I am using the TF-Agntes Turotial 7 to set up and train a SAC on a custom environment. The training is complete and working extremely well. I now whish to export the trained policy to a TF-Lite model but this is deemed unsuccessful as the policy setup in TF-Agents’s Tutorial 7 are eager policies and not TF Policies. Any help as to convert the eager policy to a TF-Lite model will be appreciated.
I apologize for the delayed response, I far I know If you don’t want to use TF policy, then you can also use the saved_model
directly with the Python env through the use of py_tf_eager_policy.SavedModelPyTFEagerPolicy
. something like below
Note that this only works when eager mode is enabled.
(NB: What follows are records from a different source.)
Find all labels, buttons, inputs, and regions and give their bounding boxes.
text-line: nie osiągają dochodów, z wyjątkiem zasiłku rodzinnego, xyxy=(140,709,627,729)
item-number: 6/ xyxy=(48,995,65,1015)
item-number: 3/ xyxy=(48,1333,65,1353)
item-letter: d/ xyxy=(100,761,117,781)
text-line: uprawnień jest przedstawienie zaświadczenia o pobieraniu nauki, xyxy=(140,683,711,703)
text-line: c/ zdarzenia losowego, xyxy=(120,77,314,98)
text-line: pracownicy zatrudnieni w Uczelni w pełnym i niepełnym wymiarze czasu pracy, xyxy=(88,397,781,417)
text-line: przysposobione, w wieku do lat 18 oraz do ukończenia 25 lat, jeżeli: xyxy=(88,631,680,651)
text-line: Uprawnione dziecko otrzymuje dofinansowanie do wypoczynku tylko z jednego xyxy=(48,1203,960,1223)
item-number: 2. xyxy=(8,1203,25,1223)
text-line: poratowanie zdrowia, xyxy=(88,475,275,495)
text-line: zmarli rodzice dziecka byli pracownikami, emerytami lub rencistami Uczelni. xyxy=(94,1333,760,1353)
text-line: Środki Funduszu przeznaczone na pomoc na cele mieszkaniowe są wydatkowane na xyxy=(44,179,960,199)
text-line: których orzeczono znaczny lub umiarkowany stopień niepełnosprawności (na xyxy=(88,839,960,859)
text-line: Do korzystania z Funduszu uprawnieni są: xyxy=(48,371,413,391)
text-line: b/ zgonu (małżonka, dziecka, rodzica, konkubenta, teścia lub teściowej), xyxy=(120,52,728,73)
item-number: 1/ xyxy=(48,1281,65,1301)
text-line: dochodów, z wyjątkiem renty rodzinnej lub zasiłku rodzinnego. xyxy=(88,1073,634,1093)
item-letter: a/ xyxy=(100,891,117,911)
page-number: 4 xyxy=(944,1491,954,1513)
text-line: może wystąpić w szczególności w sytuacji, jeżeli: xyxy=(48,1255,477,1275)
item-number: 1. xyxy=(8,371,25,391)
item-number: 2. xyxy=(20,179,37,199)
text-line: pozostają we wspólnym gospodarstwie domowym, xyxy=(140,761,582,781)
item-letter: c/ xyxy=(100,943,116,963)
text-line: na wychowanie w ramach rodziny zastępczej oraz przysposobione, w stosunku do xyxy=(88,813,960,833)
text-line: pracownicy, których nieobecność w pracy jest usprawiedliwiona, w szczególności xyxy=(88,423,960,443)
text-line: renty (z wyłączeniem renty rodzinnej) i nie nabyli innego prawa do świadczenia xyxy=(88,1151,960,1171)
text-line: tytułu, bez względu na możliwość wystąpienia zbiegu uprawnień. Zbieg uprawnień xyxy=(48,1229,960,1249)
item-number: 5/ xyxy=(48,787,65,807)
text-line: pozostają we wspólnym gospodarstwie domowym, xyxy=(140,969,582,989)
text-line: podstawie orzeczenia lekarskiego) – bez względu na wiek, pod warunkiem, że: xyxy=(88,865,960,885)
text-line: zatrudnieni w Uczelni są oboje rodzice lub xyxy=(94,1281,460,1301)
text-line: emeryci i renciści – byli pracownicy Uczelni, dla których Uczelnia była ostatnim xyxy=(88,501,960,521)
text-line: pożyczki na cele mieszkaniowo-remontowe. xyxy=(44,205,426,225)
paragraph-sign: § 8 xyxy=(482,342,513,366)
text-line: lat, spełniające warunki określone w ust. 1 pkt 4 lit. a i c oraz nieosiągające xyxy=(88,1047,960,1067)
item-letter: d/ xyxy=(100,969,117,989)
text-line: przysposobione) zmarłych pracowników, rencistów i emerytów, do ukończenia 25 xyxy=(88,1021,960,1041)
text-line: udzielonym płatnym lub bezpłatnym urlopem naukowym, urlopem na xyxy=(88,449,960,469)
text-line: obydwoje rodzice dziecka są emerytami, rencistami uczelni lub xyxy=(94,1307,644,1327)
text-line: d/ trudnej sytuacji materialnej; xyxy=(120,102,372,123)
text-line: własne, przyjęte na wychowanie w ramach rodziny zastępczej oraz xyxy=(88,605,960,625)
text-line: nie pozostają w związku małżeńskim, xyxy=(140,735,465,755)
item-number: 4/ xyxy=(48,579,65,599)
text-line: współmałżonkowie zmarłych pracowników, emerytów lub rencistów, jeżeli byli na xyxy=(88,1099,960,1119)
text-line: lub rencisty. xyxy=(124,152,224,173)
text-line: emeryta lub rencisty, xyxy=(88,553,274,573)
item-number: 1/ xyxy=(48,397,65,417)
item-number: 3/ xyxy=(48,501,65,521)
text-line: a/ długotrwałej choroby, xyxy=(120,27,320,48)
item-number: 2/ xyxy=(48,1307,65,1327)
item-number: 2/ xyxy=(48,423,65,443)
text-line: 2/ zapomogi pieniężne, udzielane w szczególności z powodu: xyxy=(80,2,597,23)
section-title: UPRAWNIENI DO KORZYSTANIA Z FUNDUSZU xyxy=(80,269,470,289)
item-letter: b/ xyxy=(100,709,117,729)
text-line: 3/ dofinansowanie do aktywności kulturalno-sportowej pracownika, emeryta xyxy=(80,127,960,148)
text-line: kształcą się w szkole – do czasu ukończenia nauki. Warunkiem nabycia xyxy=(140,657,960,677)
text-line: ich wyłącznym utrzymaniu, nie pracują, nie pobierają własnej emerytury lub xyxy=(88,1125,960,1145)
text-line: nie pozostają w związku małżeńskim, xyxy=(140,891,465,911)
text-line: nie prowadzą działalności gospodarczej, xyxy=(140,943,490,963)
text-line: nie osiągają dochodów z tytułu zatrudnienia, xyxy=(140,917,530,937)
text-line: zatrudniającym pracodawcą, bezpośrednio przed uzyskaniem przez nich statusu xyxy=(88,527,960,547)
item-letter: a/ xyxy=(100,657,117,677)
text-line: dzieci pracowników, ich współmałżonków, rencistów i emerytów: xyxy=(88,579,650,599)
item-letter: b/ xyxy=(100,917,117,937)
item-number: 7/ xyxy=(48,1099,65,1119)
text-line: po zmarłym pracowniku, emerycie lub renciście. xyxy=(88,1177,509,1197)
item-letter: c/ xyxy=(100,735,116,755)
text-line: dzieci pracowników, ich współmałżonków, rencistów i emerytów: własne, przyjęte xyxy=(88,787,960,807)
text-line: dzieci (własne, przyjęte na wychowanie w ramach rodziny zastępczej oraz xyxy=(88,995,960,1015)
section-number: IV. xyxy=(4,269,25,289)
eager_py_policy = py_tf_eager_policy.SavedModelPyTFEagerPolicy(
policy_dir, eval_py_env.time_step_spec(), eval_py_env.action_spec())
# Note that we're passing eval_py_env not eval_env.
run_episodes_and_create_video(eager_py_policy, eval_py_env, eval_py_env)
Convert policy to TFLite
See TensorFlow Lite converter for more details.
converter = tf.lite.TFLiteConverter.from_saved_model(policy_dir, signature_keys=["action"])
tflite_policy = converter.convert()
with open(os.path.join(tempdir, 'policy.tflite'), 'wb') as f:
f.write(tflite_policy)
Please refer this tutorial for details, If I have missed something here please let me know.
Thank you for your cooperation and patience.